What? My opinion doesn’t matter? Because I’m TOO OLD?
I can't remember the last time I ever felt so irrelevant that I wanted to cry. Who am I kidding, I cried all the time at ballet school-it’s voluntary torture. However, today after sitting down at the computer to catch up on the recent goings on, I was instantly transported back to 1990 where not being good enough was a daily event. I had clicked onto the ‘ELLE’ Facebook page, as you do, and up popped a screen asking me to take a survey. *click*.
Thank you for taking the time to answer a few questions…

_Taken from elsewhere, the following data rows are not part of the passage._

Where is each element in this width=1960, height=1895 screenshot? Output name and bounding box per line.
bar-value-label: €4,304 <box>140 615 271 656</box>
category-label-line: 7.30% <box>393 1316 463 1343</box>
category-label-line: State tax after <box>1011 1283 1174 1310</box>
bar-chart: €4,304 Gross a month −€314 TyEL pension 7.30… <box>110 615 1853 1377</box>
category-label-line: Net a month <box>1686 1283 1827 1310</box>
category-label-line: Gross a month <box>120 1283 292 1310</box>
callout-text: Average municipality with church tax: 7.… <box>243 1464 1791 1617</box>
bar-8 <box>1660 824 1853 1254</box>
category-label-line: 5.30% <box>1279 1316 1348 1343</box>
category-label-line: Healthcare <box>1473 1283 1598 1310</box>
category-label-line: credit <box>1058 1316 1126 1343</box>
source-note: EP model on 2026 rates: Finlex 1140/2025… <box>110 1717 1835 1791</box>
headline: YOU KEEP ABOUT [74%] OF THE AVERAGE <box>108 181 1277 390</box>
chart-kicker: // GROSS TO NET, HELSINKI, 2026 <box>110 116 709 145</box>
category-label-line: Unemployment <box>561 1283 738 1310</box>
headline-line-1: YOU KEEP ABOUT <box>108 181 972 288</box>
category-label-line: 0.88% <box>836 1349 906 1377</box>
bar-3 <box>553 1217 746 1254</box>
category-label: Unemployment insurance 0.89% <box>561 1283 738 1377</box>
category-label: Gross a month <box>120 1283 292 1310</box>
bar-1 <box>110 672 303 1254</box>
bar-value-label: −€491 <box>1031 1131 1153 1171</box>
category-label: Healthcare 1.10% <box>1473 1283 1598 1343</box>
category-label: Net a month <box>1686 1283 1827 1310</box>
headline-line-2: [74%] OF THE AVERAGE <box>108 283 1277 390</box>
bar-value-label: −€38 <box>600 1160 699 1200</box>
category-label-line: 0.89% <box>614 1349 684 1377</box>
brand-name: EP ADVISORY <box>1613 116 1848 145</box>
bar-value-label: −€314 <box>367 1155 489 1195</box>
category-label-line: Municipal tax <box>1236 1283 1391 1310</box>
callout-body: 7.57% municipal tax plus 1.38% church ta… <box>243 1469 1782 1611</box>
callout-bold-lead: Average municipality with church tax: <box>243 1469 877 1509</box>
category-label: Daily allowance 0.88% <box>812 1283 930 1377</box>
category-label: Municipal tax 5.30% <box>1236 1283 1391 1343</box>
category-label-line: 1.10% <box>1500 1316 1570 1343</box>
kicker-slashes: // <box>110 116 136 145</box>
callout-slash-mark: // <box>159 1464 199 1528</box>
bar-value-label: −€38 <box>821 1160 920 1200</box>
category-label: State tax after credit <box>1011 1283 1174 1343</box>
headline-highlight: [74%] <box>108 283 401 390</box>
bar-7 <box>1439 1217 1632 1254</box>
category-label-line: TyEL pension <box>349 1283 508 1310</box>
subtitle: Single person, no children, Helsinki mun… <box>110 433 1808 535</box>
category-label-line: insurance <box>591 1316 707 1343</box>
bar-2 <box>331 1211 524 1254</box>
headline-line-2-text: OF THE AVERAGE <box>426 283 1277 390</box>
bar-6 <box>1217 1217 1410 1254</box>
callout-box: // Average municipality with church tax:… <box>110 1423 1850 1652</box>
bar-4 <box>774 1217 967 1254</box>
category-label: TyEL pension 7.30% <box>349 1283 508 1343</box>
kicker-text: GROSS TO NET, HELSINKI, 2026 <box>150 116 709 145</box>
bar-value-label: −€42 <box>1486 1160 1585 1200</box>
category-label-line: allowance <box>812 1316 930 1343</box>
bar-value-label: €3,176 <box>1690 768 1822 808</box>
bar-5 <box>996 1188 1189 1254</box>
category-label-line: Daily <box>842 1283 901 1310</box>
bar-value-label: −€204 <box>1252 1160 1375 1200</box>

QUESTION 1: What is your age?
ANSWER: 41 *click*
Finish? I AM NOT FINISHED! I am sometimes left speachless, by horrific reports of violence in our world, poverty and Banana Weetabix-AND THIS! Why don't they want to know what I think? And why aren't I 20 anymore? I have very valuable things to say, even about things that are relevant to younger people, believe it or not!
It took me a good few hours to stop complaining to myself about this and then I realised that my life experience and maturity was more valuable to me than taking a survey. I'm glad I have spent time out there in the world experiencing how the air smells in China, picking Greek olive trees to make into oil, and listening to the call for prayer in the heat of Dubai. Experienced the harship of IVF and the life changing birth of my daughter, and the joy she brings to my life. I wouldn't change a thing. So, ELLE, you can stuff your survey-I'm glad I'm too old!